Operating multiple branches means that chain schools can send their existing teachers into several schools, rather than having to spend money on hiring new teachers. Students sign up in the expectation of being taught by ‘highly qualified native-speaking teachers’ only to find that these are often backpackers who are very thinly spread around many different branches of a school. One student complained to Vietnam Net Bridge that he had signed up on the promise of four days a week out of five, but now he gets to be taught by a native speaker only once a week.
Other sharp practices in Ho Chi Minh City’s mushrooming private EFL sector include frequent unsubstantiated claims that schools’ certification is internationally recognised. And complaints about false advertising go beyond claims about native-speaker teachers. One school projected a ‘luxurious appearance’ to a student, named as Minh Nghia,’ when he came to enquire about enrolling, but put that student in ‘small and stuffy’ classrooms.
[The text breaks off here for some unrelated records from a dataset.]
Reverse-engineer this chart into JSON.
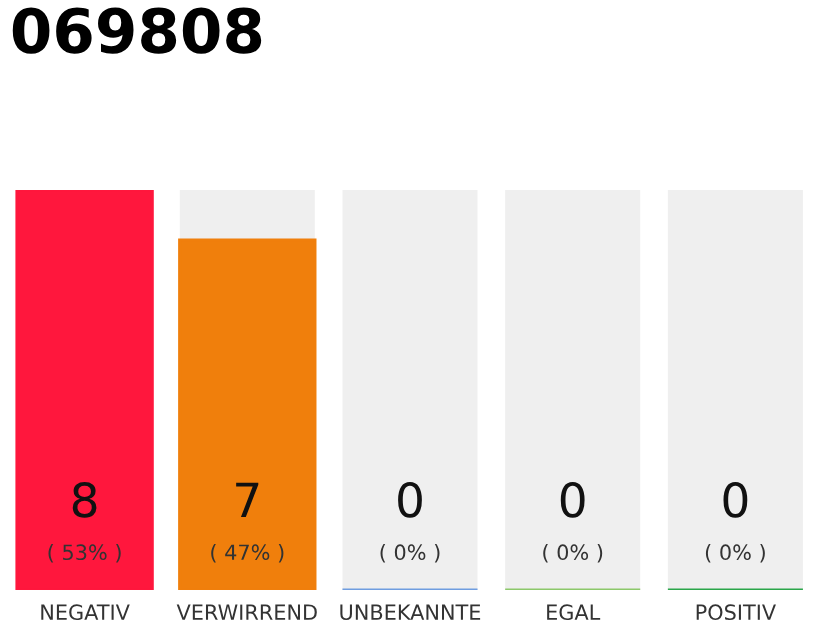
{
  "chart_data": {
    "type": "bar",
    "title": "069808",
    "categories": [
      "NEGATIV",
      "VERWIRREND",
      "UNBEKANNTE",
      "EGAL",
      "POSITIV"
    ],
    "values": [
      8,
      7,
      0,
      0,
      0
    ],
    "colors": [
      "#ff173d",
      "#f07f0c",
      "#6f9de0",
      "#8cc86a",
      "#2aa64a"
    ],
    "value_labels": [
      "8",
      "7",
      "0",
      "0",
      "0"
    ],
    "annotations": [
      "( 53% )",
      "( 47% )",
      "( 0% )",
      "( 0% )",
      "( 0% )"
    ],
    "grid": false,
    "legend": false
  }
}
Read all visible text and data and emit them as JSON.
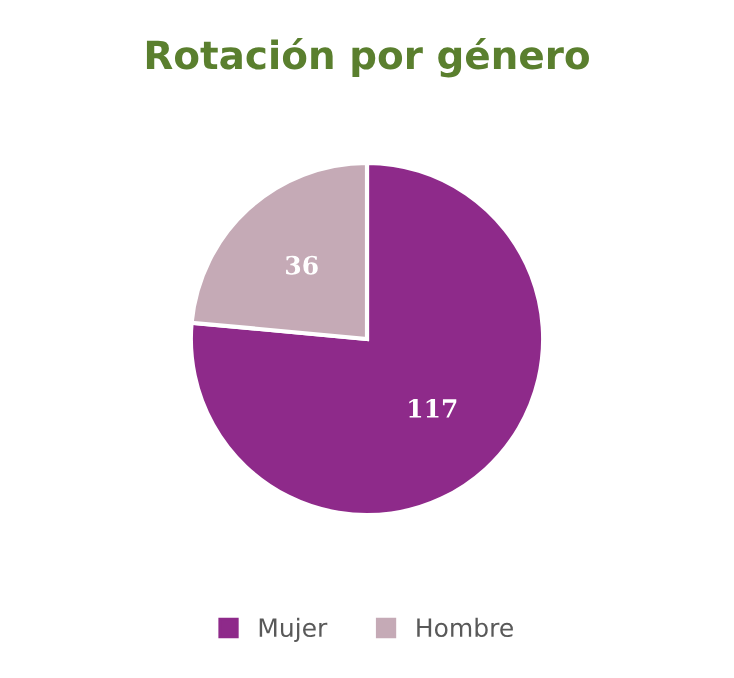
{
  "chart_data": {
    "type": "pie",
    "title": "Rotación por género",
    "categories": [
      "Mujer",
      "Hombre"
    ],
    "values": [
      117,
      36
    ],
    "colors": [
      "#8e2a8a",
      "#c5aab6"
    ],
    "data_labels": true,
    "legend": "bottom"
  }
}
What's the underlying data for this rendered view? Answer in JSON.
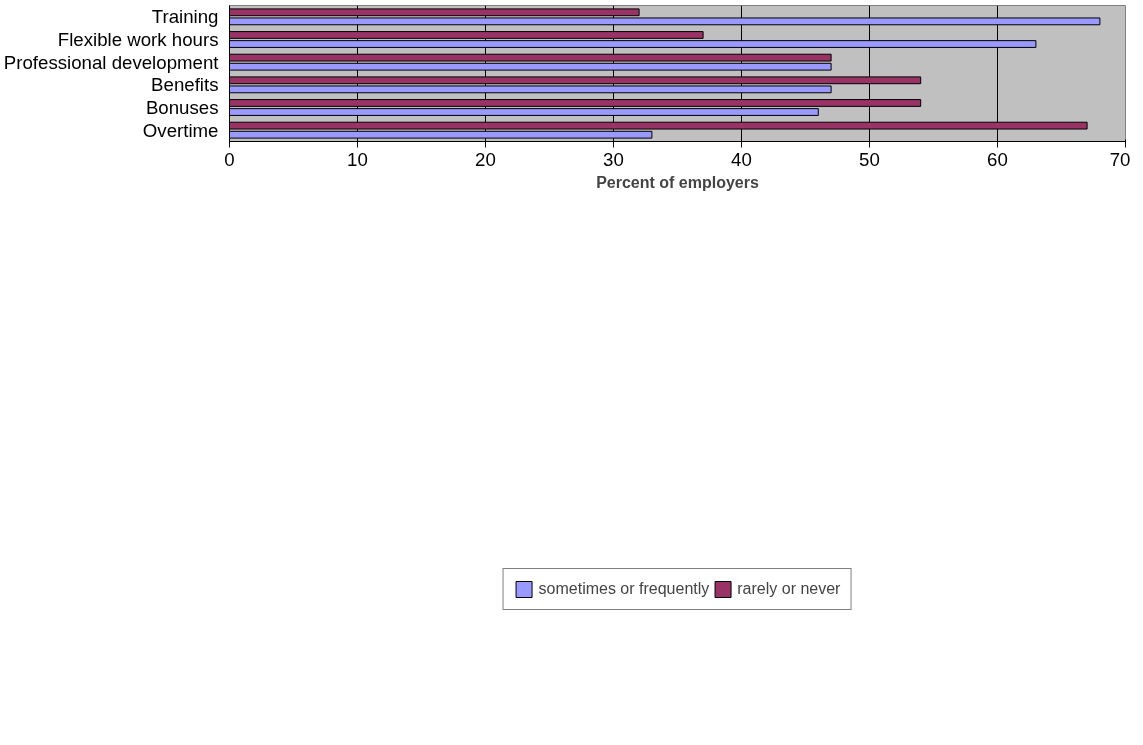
{
  "chart_data": {
    "type": "bar",
    "orientation": "horizontal",
    "xlabel": "Percent of employers",
    "categories": [
      "Training",
      "Flexible work hours",
      "Professional development",
      "Benefits",
      "Bonuses",
      "Overtime"
    ],
    "series": [
      {
        "name": "sometimes or frequently",
        "color": "#9999ff",
        "values": [
          68,
          63,
          47,
          47,
          46,
          33
        ]
      },
      {
        "name": "rarely or never",
        "color": "#993366",
        "values": [
          32,
          37,
          47,
          54,
          54,
          67
        ]
      }
    ],
    "xlim": [
      0,
      70
    ],
    "xticks": [
      0,
      10,
      20,
      30,
      40,
      50,
      60,
      70
    ],
    "grid": "x",
    "legend": "bottom"
  }
}
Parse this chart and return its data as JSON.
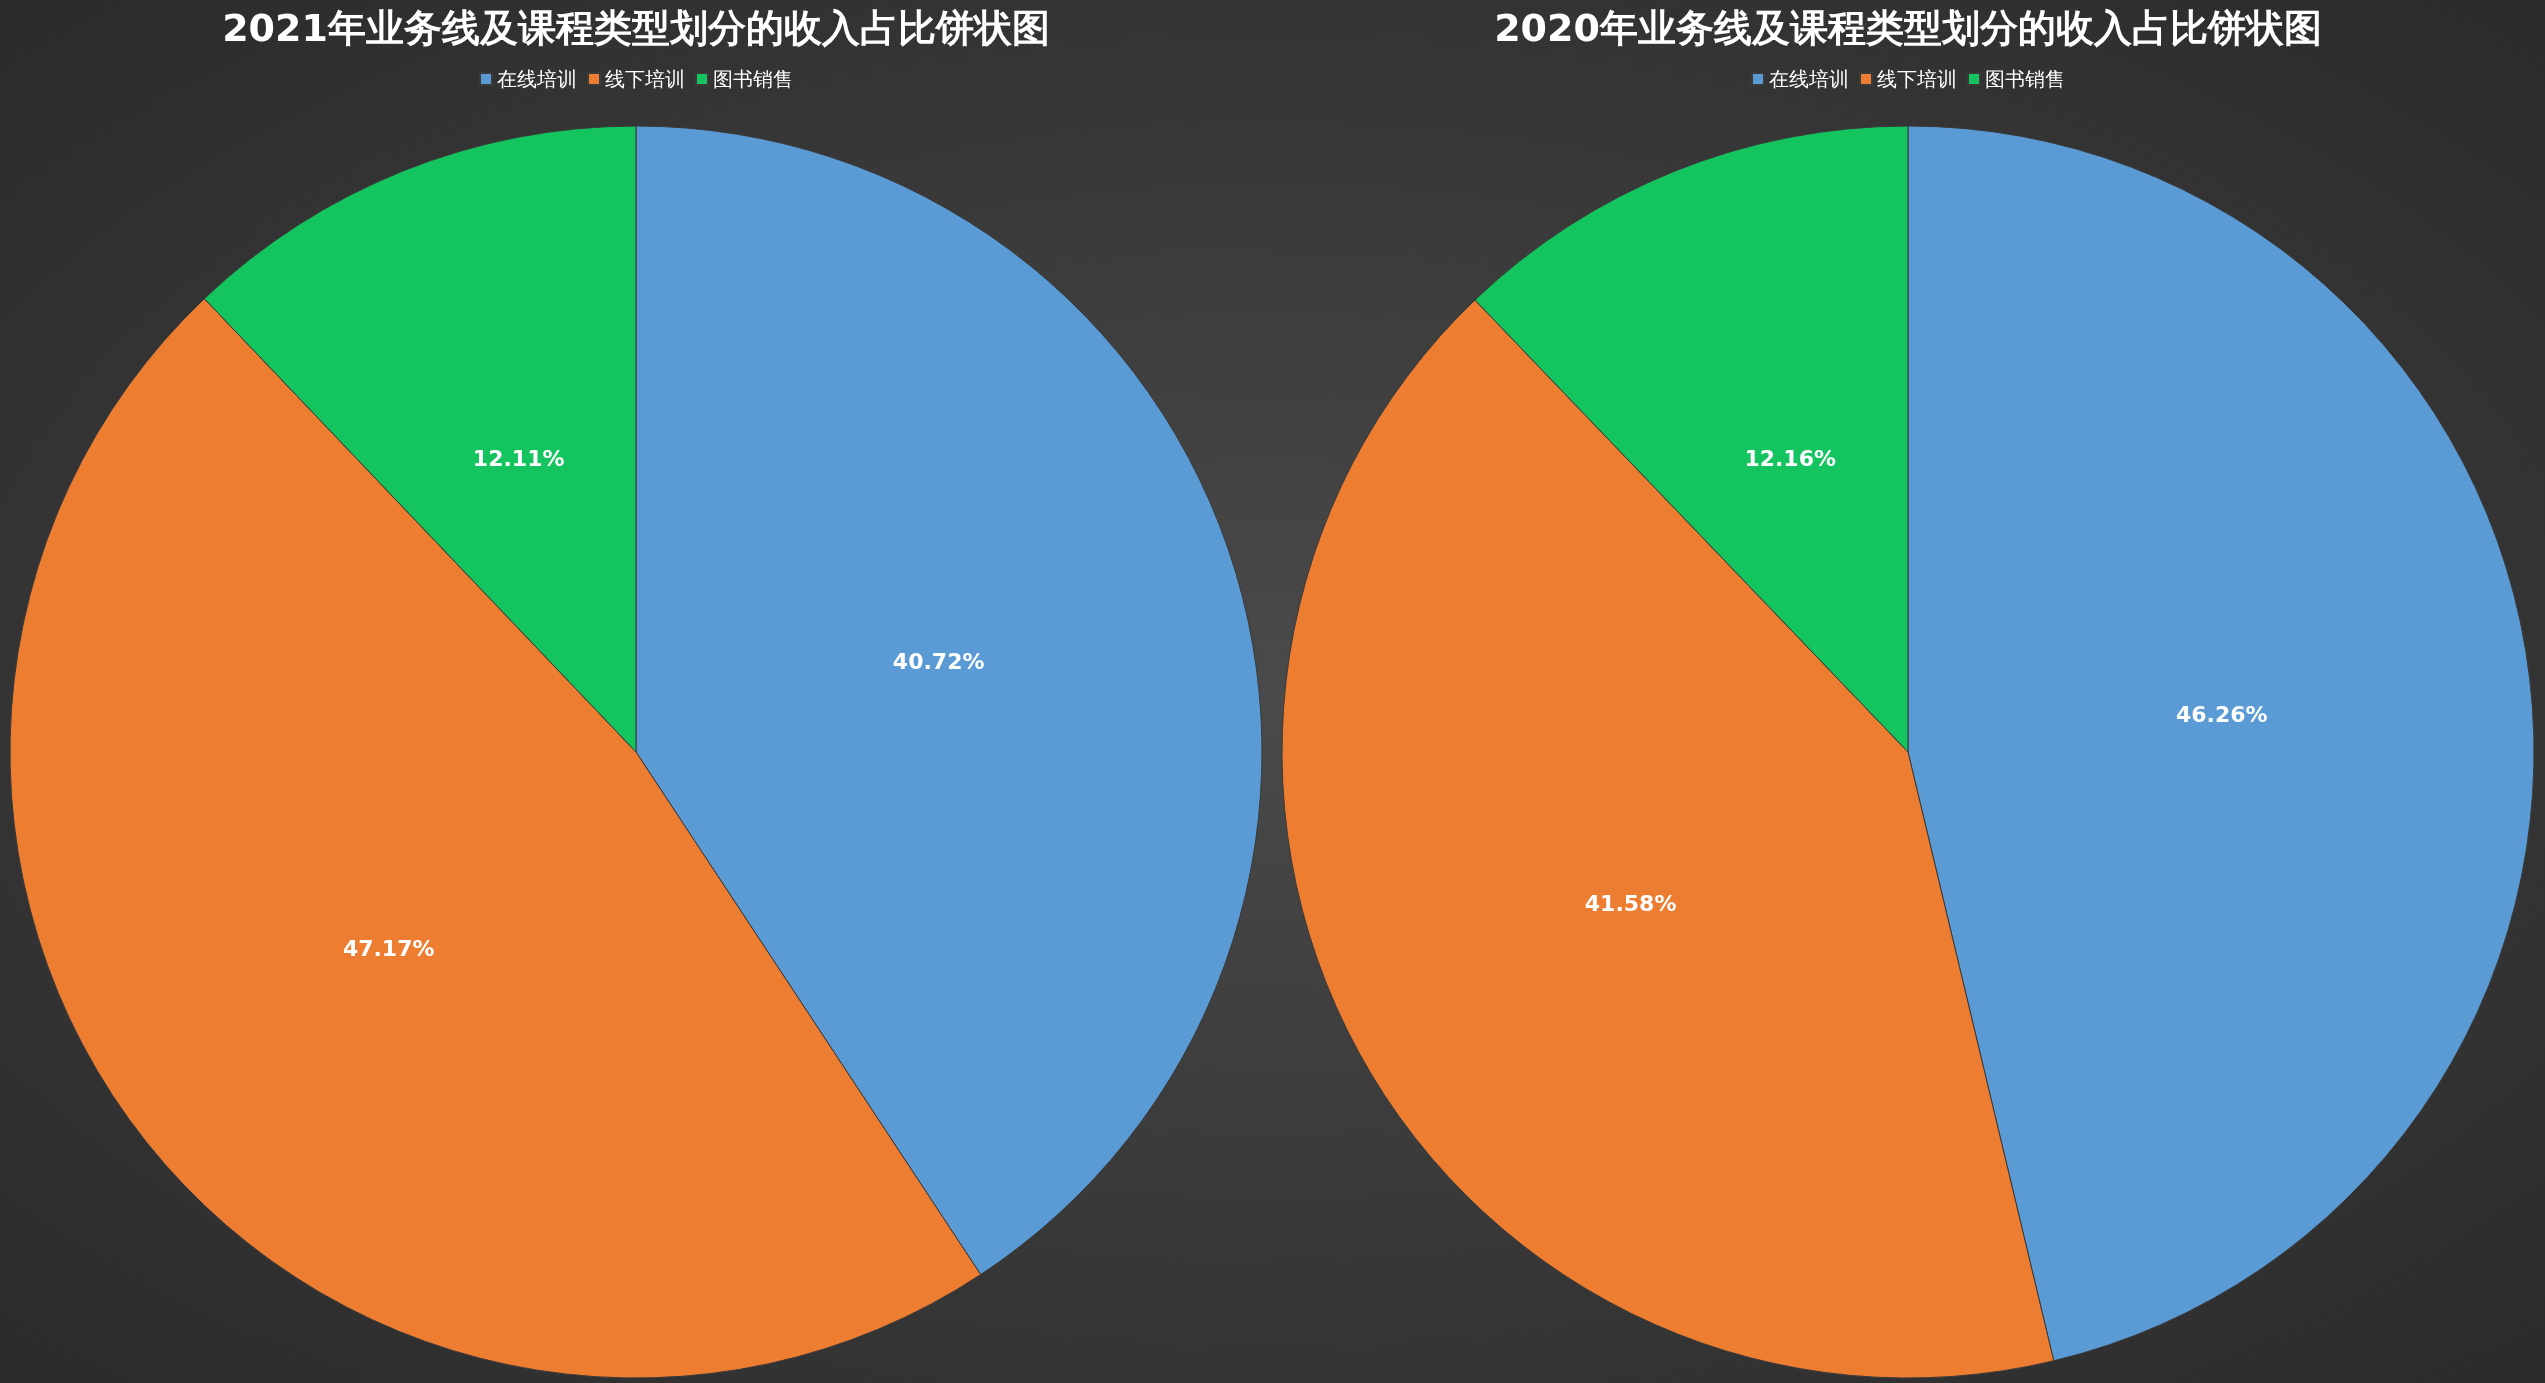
{
  "chart_data": [
    {
      "type": "pie",
      "title": "2021年业务线及课程类型划分的收入占比饼状图",
      "categories": [
        "在线培训",
        "线下培训",
        "图书销售"
      ],
      "values": [
        40.72,
        47.17,
        12.11
      ],
      "value_labels": [
        "40.72%",
        "47.17%",
        "12.11%"
      ],
      "colors": [
        "#5b9bd5",
        "#ed7d31",
        "#13c45f"
      ],
      "legend": "top"
    },
    {
      "type": "pie",
      "title": "2020年业务线及课程类型划分的收入占比饼状图",
      "categories": [
        "在线培训",
        "线下培训",
        "图书销售"
      ],
      "values": [
        46.26,
        41.58,
        12.16
      ],
      "value_labels": [
        "46.26%",
        "41.58%",
        "12.16%"
      ],
      "colors": [
        "#5b9bd5",
        "#ed7d31",
        "#13c45f"
      ],
      "legend": "top"
    }
  ]
}
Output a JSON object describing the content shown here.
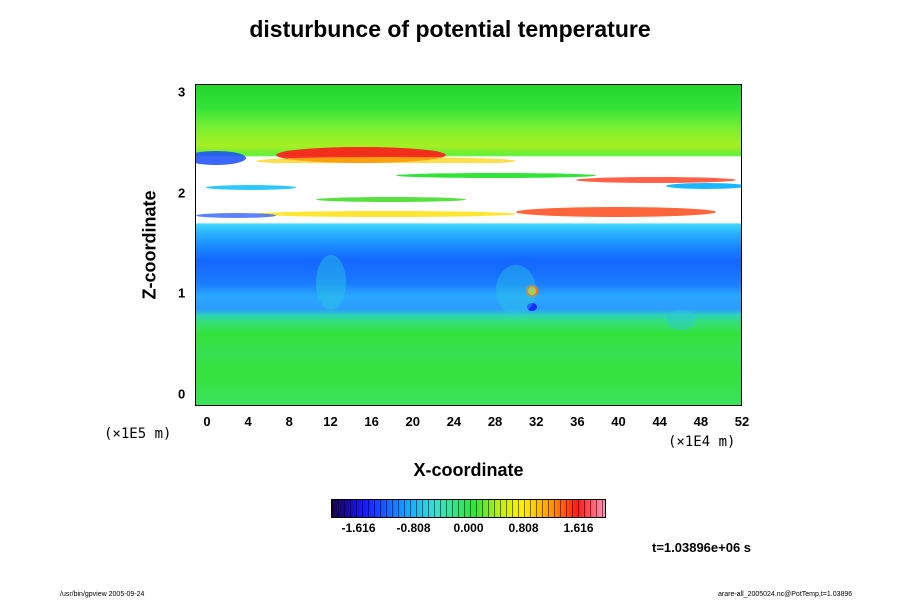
{
  "chart_data": {
    "type": "heatmap",
    "title": "disturbunce of potential temperature",
    "xlabel": "X-coordinate",
    "ylabel": "Z-coordinate",
    "x_ticks": [
      "0",
      "4",
      "8",
      "12",
      "16",
      "20",
      "24",
      "28",
      "32",
      "36",
      "40",
      "44",
      "48",
      "52"
    ],
    "y_ticks": [
      "0",
      "1",
      "2",
      "3"
    ],
    "xlim": [
      0,
      52
    ],
    "ylim": [
      0,
      3
    ],
    "x_unit": "(×1E4 m)",
    "y_unit": "(×1E5 m)",
    "colorbar_ticks": [
      "-1.616",
      "-0.808",
      "0.000",
      "0.808",
      "1.616"
    ],
    "colorbar_range": [
      -2.02,
      2.02
    ],
    "time_label": "t=1.03896e+06 s",
    "colors": {
      "low": "#1a004a",
      "blue": "#1a6cff",
      "cyan": "#18d6e8",
      "green": "#33e33a",
      "yellow": "#fff000",
      "red": "#ff1a1a",
      "high": "#ff9ab8"
    }
  },
  "footer": {
    "left": "/usr/bin/gpview 2005-09-24",
    "right": "arare-all_2005024.nc@PotTemp,t=1.03896"
  }
}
A staff member at the centre gave assurances that his class would have a maximum of 20 students, but the class turned out to have 30 students, with new students constantly added as they enrolled. "The class is too crowded and it’s really hard to listen to the teachers’ words,’ said Nghia.
A language centre director, speaking to Vietnam Net Bridge on condition of anonymity, said that ‘English centres owned by Vietnamese universities inside their campuses, which in the 1990s were very popular, and whose payments were only several 10,000 dong, (just under $4) can barely survive,’ as ‘low-cost English centres are now losing ground to the ones whose fees are in the millions of dong or even in US dollars,’ fuelled by a popular belief that teaching using a high proportion of native speaker teachers automatically translates into higher quality.